Myth: Emergency contraception is a form of abortion
Truth: Emergency contraception such as the ‘morning after’ pill, is a way of preventing pregnancy from occurring in the first place. It has no effect if implantation has already happened, so it’s medically not an abortion.
Myth: You shouldn’t become a parent if the baby was conceived due to sexual assault.
Truth: This myth is centred around society’s false victim-blaming narratives, where it is the survivor’s fault for being sexually assaulted or raped. This narrative is then layered onto additional messages of blame and guilt for survivors who become pregnant as a result of the assault. For some survivors, the emotional difficulty of deciding if we should get an abortion is amplified by the cruel messages around whether or not we ‘should’ become a parent.
There are no ‘shoulds’ - either for getting an abortion, or becoming a parent. The decision is entirely ours. If keeping the pregnancy is what we want - no matter how it was conceived - that is a valid decision.

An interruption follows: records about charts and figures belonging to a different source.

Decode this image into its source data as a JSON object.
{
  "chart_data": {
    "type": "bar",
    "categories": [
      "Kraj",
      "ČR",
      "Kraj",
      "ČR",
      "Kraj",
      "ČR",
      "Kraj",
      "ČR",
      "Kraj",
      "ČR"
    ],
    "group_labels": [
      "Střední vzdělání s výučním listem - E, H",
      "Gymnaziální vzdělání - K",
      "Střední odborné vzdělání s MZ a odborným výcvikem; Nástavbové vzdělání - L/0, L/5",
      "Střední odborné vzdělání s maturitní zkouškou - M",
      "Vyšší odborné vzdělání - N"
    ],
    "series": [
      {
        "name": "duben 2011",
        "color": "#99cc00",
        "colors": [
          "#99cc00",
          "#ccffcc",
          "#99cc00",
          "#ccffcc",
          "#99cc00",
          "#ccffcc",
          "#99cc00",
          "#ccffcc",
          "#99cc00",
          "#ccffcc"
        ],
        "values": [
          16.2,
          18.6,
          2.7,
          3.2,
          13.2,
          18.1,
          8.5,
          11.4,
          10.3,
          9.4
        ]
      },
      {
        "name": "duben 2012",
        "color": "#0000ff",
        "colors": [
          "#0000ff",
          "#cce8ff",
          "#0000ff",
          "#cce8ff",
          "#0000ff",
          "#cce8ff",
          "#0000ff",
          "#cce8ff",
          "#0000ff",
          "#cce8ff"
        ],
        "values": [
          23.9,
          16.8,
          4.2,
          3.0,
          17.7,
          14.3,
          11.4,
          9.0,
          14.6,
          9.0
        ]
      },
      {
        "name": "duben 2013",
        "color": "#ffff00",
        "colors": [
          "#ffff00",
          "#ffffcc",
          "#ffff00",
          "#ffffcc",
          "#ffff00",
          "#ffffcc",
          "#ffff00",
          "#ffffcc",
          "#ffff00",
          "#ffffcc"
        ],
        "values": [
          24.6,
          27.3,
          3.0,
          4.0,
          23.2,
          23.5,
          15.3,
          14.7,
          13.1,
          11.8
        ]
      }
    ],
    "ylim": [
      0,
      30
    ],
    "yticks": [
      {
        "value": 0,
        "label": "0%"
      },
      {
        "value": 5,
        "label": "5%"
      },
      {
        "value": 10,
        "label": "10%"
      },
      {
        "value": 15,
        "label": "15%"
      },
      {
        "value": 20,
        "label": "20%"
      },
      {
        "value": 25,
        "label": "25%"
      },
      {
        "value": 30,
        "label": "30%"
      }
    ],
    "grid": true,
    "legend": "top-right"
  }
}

Myth: You shouldn’t become a parent if you’re going to be a single parent.
Truth: This myth is based on many different kinds of societal prejudices. There’s a lot of misogyny associated with the label ‘single mother’. In many places, racist and caste-based ideas contribute to this myth too, for example, that certain groups or communities are more ‘reckless’ in conceiving unwanted pregnancies.
Again, this myth is designed to trigger guilt that having just one parent won’t be ‘enough’ if the pregnancy was unplanned. This myth is also contradictory because pregnant people are told simultaneously that it is wrong to get an abortion, but its also wrong to become a single parent. Single parenthood is a valid decision, and entirely up to the person who is pregnant.
Myth: You should just put the child up for adoption!
Truth: We’ve talked about adoption in our first note, but we wanted to address this myth because it’s one we hear very often. We’re told that it’s morally wrong to get an abortion, and if we don’t want to be a parent we should just put the child up for adoption.
There are many reasons why this is overly simplistic; it’s often a difficult and complicated process to put a baby up for adoption. Adoption is a valid decision, of course, but this myth obscures the fact that there are still nine months of physical and emotional changes of pregnancy to get through, in addition to the process of adoption.
Choosing abortion should not be a decision made out of guilt or pressure placed on us by society; it should be a reflection of what we personally want. We hope this note has helped with some thoughts or statements that may have upset us or made us question our decisions or situation. Please always remember that the opinions of another person, group, or institution should never come before our health, happiness, and wellbeing.